Juste le temps, en 20 minutes, de m’asseoir, souffler, réaliser ce qu’il s’est passé et surtout appeler la famille, les rassurer, 'je vais bien".

Je repars après avoir mangé pour que les copains puissent à leur tour se reposer un peu jusqu’à ce que cette éviction fulgurante de la Place de l’Etoile soit décidée. Elle se déroule sous un déluge de feu incroyable tel un feu d’artifice !! Je n’ai jamais vu ça en plus de 15 ans de métier. Totalement inouï. Simple, rapide, efficace… mais les casseurs sont quand même revenus; il ne leur aura fallu qu'une heure.

Il est 20 heures. Le moral des troupes commence à baisser. Nous sommes fatigués, épuisés par plus de 13 heures de violences, en continu. Finalement, le "spectacle" ne s’arrêtera que vers 22 heures où le peu qui reste se fait repousser sous les grenades.
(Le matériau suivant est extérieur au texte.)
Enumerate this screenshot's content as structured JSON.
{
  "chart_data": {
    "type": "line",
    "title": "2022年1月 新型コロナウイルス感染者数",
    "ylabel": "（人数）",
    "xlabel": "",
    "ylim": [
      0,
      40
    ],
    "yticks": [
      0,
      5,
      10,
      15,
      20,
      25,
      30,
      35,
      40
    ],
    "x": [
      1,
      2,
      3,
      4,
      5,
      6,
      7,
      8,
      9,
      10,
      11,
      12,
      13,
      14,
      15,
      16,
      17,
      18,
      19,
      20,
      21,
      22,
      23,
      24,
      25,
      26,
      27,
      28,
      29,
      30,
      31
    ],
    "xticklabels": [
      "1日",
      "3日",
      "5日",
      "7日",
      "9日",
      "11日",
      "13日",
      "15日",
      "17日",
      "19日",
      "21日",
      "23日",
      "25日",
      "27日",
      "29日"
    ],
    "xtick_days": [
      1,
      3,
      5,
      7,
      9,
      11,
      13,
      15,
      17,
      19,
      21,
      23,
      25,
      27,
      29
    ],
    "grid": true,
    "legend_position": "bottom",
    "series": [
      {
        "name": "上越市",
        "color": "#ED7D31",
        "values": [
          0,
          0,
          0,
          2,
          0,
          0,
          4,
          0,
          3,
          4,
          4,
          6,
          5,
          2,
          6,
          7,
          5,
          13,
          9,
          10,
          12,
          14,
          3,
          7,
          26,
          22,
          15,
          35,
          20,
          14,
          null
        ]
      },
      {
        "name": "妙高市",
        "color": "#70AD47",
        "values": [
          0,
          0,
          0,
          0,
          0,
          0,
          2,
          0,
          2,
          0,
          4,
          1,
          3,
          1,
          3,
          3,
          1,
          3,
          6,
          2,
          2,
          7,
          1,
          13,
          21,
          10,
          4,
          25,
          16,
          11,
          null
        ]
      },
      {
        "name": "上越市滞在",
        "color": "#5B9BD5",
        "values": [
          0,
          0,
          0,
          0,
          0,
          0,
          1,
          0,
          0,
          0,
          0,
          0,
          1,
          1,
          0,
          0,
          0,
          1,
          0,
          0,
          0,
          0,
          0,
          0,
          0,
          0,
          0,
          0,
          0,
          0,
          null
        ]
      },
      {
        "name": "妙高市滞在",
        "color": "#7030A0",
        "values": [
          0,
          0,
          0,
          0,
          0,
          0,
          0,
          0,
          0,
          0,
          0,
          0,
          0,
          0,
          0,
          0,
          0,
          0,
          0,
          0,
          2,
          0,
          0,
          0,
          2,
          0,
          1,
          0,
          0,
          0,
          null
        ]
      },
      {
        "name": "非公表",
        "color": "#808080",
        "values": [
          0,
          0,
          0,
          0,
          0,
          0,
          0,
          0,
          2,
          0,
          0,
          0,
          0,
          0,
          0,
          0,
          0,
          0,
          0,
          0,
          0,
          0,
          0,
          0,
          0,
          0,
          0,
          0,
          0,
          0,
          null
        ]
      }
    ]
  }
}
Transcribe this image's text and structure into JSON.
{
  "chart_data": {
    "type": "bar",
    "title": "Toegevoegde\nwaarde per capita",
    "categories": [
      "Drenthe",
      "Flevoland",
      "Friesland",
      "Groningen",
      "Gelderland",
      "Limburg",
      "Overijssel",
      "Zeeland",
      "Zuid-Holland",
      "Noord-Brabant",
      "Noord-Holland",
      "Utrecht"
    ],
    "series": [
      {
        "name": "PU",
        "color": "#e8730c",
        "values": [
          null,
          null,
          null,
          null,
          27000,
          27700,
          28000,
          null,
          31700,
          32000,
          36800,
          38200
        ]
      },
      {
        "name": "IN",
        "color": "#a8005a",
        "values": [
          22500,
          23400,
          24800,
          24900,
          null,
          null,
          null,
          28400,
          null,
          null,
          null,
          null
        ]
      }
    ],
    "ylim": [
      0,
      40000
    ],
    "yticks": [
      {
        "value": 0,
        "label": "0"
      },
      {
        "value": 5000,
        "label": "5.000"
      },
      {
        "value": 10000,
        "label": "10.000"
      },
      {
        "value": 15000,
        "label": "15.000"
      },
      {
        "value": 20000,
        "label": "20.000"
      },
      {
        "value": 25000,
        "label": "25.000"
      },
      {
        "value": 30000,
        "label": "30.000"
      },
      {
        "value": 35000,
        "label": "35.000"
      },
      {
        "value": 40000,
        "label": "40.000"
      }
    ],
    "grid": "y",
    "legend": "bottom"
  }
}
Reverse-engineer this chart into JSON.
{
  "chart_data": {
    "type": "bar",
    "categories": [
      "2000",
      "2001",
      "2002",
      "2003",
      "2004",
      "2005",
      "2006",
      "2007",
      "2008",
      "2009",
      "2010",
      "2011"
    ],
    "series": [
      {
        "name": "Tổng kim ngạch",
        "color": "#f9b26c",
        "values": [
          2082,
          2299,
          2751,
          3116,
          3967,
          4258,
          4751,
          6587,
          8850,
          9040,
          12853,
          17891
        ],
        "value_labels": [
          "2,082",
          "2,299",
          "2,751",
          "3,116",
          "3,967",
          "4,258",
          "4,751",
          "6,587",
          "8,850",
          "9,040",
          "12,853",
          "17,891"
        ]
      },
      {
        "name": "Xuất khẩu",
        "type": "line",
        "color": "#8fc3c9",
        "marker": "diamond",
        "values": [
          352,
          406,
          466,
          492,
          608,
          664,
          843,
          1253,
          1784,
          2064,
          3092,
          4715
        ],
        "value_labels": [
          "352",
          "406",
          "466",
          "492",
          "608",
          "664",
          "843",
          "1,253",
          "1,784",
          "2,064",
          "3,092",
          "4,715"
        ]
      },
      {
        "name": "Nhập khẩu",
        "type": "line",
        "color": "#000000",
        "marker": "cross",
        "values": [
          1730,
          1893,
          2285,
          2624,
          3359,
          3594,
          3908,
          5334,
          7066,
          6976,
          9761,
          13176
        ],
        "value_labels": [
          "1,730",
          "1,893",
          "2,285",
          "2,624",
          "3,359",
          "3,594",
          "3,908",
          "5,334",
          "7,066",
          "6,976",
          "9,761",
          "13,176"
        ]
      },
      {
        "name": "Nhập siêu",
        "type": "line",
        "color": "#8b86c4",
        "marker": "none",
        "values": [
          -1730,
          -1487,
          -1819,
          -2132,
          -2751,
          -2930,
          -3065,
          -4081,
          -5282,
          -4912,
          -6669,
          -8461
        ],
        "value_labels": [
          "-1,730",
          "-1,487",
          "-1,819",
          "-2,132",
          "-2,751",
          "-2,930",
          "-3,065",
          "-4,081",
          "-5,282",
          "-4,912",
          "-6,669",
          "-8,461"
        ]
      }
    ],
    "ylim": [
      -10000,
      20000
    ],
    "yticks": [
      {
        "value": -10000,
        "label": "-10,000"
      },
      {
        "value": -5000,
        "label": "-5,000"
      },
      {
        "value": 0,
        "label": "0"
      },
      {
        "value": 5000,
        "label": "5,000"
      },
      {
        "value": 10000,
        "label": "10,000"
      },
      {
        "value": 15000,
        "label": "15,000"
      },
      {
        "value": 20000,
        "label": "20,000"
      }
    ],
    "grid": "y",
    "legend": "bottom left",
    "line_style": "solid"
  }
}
C’est enfin l’heure du repas chaud. Nous sommes assis, tranquilles et enfin prêts à rentrer pour se doucher, se coucher, après une journée de déchéance humaine totale. Fin du chaos.

Résultats de cette journée ? De la casse, du vol, du pillage, des incendies, des blessés, un fusil d’assaut volé, presque 10000 grenades utilisées et 492 interpellations.

Un sentiment de désarroi intense, de la colère et de l’incompréhension nous anime. Au bilan, il faut ajouter une ville de Paris abîmée, l'Arc de Triomphe pillé et saccagé; la mémoire de nos anciens salie, bafouée par une société totalement perdue. Des forces de l’ordre, que nous sommes, dépassées par des casseurs en surnombre, des rues manquants de renforts en aval pour empêcher le retour des manifestants, des ordres et contre-ordres, des actions parfois manquant de résultats efficaces. Des casseurs de plus en plus déterminés sur qui le gaz lacrymogène ne sert plus à rien.

Nous, policiers, comprenons la colère des gilets jaunes. Nous sommes et vivons dans la même galère que tous les vrais gilets jaunes. Pour nous aussi, la vie est de plus en plus dure. Une fois notre uniforme retiré, nous sommes des hommes et des femmes. Et nous ne comprenons pas non plus l’attitude de nos dirigeants politiques, qui semblent continuer à fermer les yeux sur la réalité de la vie. Ces dirigeants qui laissent le peuple vivre, survivre, laissant s'installer la misère.

Faire la sourde oreille, se moquer du peuple et le renier comme ils le font n’est malheureusement pas l'attitude que l'on est en droit d'attendre de la classe politique. Est-ce le début d’une révolution ? Seul l’avenir nous le dira mais une chose est sûre, un policier n’est pas une machine. C’est un homme, qui a une conscience, une famille, une vie à vivre comme tout le monde. Mais au bout d’un moment, il va falloir dire stop.